Temperature-Dependent Supramolecular Isomeric Co-CPs for Luminescence Recognition and Catalytic Oxidation.

Two Co-based supramolecular isomers were synthesized from a fluorinated carboxylic acid ligand under hydrothermal conditions at varying temperatures. Both exhibited similar one-dimensional chain structures while different bending connections of the aromatic rings led to different supramolecular structures, namely CoCP-1 and CoCP-2, respectively. The structural differences of two isomers resulted in discrepant performance with regards to luminescence sensing and catalysis. CoCP-1 demonstrated more significant luminescence quenching activity toward biomarkers 2,6-pyridinedicarboxylic acid (DPA) and homovanillic acid (HVA), which could be distinguished in the presence of Eu. The limit of detection (LOD) was found to be as low as 3.4 and 1.3 μM, respectively.
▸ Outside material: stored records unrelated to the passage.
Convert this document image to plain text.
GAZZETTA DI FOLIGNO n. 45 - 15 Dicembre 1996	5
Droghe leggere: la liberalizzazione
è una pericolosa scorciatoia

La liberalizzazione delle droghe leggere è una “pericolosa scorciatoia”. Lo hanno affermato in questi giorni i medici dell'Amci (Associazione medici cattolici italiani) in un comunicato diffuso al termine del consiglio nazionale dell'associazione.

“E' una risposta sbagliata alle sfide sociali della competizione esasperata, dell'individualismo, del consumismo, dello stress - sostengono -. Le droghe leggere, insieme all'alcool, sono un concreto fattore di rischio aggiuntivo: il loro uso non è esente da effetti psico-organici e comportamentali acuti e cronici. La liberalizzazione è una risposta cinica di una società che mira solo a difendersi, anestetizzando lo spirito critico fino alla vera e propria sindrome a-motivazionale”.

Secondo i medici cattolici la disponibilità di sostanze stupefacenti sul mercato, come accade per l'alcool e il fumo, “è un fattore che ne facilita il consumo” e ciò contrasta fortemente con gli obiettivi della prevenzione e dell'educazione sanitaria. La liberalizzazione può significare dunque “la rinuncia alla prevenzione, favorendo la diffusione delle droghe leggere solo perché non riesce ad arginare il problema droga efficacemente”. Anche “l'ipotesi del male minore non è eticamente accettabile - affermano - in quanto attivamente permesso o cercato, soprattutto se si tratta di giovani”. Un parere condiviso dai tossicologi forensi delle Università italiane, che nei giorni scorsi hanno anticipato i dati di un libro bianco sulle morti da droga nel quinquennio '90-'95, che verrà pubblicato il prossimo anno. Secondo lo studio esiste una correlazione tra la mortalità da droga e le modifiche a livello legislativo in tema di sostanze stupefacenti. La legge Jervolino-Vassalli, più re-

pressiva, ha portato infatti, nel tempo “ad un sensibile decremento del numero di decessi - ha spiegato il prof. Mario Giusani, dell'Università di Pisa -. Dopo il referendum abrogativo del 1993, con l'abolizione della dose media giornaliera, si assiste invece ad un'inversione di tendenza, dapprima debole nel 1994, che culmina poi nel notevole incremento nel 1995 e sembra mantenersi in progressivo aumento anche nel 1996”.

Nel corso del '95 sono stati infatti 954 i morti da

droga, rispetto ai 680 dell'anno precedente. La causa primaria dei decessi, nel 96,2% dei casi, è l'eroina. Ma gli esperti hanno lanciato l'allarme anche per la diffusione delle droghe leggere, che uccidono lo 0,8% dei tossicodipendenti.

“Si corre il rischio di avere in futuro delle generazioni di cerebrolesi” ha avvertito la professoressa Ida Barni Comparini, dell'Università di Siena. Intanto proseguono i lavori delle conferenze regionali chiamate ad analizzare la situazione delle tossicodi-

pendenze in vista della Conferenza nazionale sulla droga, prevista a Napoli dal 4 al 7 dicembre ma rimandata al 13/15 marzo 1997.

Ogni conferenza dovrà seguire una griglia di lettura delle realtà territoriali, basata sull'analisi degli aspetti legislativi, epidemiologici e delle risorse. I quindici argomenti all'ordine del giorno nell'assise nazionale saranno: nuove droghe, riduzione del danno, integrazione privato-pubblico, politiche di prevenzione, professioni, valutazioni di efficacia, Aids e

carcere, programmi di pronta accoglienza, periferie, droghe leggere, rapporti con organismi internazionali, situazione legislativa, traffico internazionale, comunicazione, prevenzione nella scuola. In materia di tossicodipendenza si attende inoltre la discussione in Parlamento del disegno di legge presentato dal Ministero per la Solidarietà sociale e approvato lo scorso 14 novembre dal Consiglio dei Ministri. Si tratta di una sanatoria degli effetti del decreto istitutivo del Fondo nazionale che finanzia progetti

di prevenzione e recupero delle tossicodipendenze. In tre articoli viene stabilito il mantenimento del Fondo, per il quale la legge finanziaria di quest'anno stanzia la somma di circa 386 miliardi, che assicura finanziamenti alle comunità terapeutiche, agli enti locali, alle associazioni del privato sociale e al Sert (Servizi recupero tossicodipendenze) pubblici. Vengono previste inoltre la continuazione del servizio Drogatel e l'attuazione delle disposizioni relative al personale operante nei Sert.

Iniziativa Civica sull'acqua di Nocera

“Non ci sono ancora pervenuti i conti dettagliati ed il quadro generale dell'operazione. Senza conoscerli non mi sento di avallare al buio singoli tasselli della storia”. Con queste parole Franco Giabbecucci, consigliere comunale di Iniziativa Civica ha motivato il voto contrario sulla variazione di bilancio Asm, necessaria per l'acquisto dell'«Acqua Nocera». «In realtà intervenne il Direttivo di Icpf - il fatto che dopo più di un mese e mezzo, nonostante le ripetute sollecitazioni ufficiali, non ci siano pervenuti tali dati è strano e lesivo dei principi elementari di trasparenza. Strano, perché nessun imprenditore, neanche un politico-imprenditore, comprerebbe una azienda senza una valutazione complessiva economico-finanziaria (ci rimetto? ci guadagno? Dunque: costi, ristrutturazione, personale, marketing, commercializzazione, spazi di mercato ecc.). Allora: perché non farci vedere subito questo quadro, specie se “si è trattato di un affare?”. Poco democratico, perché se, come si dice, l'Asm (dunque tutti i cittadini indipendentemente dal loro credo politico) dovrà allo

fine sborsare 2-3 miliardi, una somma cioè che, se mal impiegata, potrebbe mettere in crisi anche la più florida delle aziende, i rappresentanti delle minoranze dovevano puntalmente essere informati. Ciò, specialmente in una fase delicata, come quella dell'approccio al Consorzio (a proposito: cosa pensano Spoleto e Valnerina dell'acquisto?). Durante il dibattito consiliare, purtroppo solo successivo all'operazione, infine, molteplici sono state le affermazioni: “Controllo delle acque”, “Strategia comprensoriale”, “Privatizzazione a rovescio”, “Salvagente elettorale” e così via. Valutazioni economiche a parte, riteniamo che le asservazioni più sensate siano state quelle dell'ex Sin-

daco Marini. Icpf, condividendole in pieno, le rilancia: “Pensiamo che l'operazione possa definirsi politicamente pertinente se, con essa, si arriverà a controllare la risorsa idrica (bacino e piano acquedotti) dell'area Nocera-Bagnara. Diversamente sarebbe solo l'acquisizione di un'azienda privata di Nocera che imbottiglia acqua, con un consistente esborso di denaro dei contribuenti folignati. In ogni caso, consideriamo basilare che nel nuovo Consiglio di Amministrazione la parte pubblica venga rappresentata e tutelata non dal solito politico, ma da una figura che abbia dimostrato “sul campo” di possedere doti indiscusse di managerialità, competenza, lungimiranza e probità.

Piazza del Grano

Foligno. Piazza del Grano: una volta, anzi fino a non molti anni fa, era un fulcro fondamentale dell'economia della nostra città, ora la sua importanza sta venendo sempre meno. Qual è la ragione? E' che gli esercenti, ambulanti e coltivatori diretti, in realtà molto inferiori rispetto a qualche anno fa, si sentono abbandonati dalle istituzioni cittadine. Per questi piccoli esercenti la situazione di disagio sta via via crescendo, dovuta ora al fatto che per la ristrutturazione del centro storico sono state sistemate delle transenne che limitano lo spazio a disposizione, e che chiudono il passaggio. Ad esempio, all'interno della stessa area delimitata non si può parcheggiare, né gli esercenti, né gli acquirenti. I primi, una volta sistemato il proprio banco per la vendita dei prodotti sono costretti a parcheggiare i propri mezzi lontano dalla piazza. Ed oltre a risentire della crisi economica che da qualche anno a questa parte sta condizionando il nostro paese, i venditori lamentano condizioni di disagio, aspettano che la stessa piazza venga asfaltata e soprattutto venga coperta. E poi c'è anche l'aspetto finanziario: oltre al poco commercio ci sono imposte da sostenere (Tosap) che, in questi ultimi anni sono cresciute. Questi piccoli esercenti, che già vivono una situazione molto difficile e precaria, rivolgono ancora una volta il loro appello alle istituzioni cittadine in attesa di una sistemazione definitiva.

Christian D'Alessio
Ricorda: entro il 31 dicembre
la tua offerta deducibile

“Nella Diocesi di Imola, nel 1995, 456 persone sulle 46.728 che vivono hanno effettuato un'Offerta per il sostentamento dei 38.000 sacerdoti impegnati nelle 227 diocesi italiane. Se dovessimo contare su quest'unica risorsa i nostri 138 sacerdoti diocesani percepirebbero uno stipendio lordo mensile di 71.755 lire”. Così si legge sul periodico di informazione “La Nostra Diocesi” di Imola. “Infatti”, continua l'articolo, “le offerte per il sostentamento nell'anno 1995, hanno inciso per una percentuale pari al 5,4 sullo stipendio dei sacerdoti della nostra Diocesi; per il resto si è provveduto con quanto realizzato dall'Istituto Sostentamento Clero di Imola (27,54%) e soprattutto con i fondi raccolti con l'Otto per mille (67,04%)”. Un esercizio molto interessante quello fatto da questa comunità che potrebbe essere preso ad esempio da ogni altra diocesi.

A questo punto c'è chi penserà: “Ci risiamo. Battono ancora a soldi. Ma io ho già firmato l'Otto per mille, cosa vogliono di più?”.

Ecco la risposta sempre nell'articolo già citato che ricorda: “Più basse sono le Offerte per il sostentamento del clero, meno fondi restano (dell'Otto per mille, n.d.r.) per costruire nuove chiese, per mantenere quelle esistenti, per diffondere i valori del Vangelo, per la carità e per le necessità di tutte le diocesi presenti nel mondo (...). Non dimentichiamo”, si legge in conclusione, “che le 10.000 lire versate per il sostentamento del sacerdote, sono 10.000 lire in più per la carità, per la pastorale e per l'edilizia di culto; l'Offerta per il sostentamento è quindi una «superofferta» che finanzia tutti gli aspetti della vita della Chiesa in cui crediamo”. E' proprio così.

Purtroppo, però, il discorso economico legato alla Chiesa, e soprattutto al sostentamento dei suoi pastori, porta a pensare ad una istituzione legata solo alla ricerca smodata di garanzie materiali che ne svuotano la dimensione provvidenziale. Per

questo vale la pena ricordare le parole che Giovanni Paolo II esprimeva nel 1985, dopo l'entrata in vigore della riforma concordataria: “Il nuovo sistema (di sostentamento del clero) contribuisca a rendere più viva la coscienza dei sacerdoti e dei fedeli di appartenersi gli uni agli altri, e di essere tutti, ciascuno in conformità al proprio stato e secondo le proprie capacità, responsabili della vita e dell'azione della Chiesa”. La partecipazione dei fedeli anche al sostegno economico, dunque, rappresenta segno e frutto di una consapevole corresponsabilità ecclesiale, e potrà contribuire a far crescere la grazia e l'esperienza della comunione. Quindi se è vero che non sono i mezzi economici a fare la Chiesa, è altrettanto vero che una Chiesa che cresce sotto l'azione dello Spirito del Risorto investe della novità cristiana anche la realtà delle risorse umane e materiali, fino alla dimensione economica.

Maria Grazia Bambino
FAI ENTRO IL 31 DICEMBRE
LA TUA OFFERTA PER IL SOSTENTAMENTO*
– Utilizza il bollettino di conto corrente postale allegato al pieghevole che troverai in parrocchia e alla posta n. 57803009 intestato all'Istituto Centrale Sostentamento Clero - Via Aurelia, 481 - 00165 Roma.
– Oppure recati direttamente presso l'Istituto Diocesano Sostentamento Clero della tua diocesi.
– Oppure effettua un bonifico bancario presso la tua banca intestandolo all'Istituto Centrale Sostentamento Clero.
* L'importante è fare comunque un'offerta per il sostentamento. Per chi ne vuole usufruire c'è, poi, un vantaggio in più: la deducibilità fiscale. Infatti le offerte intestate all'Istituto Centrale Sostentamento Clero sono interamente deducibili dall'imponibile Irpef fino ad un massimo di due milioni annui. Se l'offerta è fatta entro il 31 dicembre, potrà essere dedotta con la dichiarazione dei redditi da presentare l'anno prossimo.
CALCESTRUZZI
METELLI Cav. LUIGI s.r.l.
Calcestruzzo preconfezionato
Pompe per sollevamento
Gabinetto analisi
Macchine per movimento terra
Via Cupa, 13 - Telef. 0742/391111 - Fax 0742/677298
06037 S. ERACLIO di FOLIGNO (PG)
The recovery rate of for HVA and DPA was within the range of 98.5-110.3 % and 84.6-99.3 % in simulated urine and serum, respectively, indicating potential reliability in monitoring these two analytes in real samples. Notably, CoCP-2 exhibited catalytic activity for the oxidation of thioethers to sulfoxides. Our finding here suggests that the coordination conformation of the ligands within supramolecular isomers plays a pivotal role in determining the structure and luminescence sensing/catalysis performance.